Matching Markets Meet LLMs: Algorithmic Reasoning with Ranked Preferences
This work addresses the underexplored ability of LLMs to handle algorithmic reasoning with ranked preferences, which is incremental as it systematically exposes limitations without proposing new methods.
The study tackled the problem of evaluating Large Language Models (LLMs) on reasoning tasks involving ranked preferences in matching markets, finding that even top-performing models struggle with instability in large markets, with fine-tuning improving performance only in small instances.
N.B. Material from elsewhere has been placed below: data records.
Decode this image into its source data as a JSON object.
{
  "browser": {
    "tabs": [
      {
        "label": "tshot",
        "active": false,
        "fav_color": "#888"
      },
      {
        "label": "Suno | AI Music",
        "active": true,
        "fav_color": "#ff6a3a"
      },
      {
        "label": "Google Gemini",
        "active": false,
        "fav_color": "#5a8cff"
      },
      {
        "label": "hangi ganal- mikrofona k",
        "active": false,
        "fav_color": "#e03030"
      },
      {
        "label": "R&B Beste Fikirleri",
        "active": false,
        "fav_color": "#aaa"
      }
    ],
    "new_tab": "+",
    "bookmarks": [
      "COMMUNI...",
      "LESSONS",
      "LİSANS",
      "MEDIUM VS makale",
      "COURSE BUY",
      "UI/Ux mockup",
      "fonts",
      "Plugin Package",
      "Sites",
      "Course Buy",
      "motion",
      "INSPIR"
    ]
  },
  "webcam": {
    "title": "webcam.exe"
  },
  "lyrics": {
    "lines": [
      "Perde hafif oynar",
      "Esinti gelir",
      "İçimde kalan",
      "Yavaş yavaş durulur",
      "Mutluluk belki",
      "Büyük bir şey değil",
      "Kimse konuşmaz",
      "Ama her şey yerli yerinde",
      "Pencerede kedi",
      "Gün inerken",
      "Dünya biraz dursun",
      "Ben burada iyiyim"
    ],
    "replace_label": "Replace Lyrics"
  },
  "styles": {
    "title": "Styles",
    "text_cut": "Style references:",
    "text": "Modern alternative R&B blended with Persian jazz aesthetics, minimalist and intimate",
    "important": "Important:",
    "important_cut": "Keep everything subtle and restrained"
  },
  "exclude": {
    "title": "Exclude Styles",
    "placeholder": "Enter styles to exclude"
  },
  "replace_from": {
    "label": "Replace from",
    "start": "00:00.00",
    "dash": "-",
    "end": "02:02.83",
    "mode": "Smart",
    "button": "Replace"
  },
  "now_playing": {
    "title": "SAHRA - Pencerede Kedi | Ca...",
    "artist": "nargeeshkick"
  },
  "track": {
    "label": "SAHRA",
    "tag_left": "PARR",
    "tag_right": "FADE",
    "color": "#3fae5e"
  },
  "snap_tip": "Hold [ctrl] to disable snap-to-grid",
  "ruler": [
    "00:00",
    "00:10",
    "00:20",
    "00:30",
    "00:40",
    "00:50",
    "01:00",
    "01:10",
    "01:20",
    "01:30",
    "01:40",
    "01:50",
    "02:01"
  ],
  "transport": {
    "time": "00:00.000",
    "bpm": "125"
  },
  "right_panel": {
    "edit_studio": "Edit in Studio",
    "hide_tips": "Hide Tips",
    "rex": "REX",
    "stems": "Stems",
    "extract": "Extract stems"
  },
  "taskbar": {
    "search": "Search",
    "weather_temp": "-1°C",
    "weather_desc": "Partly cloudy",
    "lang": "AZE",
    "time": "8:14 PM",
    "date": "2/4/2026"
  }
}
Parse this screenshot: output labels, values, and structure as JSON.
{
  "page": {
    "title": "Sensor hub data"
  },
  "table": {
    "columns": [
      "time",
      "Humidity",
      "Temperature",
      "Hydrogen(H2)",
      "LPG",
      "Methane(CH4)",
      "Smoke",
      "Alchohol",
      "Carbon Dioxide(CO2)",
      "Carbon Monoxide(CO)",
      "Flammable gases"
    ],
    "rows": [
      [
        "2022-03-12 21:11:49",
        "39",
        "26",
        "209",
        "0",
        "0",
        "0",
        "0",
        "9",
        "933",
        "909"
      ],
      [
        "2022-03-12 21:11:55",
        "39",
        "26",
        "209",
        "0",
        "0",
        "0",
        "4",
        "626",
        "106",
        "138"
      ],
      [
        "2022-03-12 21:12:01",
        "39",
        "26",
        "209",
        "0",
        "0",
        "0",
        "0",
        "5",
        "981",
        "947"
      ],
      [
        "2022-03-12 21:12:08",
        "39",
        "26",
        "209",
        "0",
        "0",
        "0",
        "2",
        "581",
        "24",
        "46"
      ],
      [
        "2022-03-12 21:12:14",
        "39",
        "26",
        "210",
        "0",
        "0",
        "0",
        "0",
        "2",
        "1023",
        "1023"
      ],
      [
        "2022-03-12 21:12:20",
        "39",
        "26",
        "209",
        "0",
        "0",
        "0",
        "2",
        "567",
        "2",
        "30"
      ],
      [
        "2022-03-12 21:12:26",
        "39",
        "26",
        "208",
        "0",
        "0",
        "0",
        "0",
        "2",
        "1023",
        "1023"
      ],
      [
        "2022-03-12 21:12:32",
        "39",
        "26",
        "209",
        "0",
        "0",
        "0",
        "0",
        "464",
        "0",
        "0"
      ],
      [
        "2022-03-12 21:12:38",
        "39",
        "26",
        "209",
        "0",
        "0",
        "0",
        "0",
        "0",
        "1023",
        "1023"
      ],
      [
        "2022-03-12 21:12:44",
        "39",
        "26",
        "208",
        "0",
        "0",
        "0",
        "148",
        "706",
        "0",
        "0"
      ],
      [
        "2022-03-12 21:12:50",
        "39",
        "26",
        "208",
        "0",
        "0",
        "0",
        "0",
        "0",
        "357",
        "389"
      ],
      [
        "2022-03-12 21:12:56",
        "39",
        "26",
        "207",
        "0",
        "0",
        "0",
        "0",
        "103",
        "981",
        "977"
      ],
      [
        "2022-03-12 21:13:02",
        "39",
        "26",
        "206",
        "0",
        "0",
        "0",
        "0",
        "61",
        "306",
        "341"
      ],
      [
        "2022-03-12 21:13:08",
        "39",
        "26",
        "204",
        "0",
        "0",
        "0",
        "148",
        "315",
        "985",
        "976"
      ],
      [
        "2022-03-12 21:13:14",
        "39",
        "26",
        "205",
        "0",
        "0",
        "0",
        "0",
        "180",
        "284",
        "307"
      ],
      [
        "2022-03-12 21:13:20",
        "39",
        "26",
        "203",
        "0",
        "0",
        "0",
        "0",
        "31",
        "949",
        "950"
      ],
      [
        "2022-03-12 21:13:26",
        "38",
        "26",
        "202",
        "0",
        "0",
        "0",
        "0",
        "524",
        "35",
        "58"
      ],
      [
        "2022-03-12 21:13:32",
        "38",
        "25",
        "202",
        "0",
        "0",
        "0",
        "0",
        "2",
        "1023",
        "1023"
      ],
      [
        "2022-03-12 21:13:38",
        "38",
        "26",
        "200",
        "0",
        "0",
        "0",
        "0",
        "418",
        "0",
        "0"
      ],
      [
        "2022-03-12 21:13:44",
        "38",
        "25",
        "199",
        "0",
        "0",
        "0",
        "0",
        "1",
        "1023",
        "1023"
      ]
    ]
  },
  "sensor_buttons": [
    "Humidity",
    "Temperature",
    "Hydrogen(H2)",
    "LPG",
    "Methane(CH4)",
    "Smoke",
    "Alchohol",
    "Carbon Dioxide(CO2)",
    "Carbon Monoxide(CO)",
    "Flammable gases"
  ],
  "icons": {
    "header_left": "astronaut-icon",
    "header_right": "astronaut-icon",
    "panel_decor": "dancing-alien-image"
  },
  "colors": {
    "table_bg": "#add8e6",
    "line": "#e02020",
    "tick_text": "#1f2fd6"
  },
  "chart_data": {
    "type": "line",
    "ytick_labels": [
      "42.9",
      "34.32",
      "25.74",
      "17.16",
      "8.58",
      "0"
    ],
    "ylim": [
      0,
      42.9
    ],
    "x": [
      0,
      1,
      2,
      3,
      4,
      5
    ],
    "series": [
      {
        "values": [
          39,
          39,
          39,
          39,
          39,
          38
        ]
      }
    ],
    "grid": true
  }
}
The rise of Large Language Models (LLMs) has driven progress in reasoning tasks -- from program synthesis to scientific hypothesis generation -- yet their ability to handle ranked preferences and structured algorithms in combinatorial domains remains underexplored. We study matching markets, a core framework behind applications like resource allocation and ride-sharing, which require reconciling individual ranked preferences to ensure stable outcomes. We evaluate several state-of-the-art models on a hierarchy of preference-based reasoning tasks -- ranging from stable-matching generation to instability detection, instability resolution, and fine-grained preference queries -- to systematically expose their logical and algorithmic limitations in handling ranked inputs. Surprisingly, even top-performing models with advanced reasoning struggle to resolve instability in large markets, often failing to identify blocking pairs or execute algorithms iteratively. We further show that parameter-efficient fine-tuning (LoRA) significantly improves performance in small markets, but fails to bring about a similar improvement on large instances, suggesting the need for more sophisticated strategies to improve LLMs' reasoning with larger-context inputs.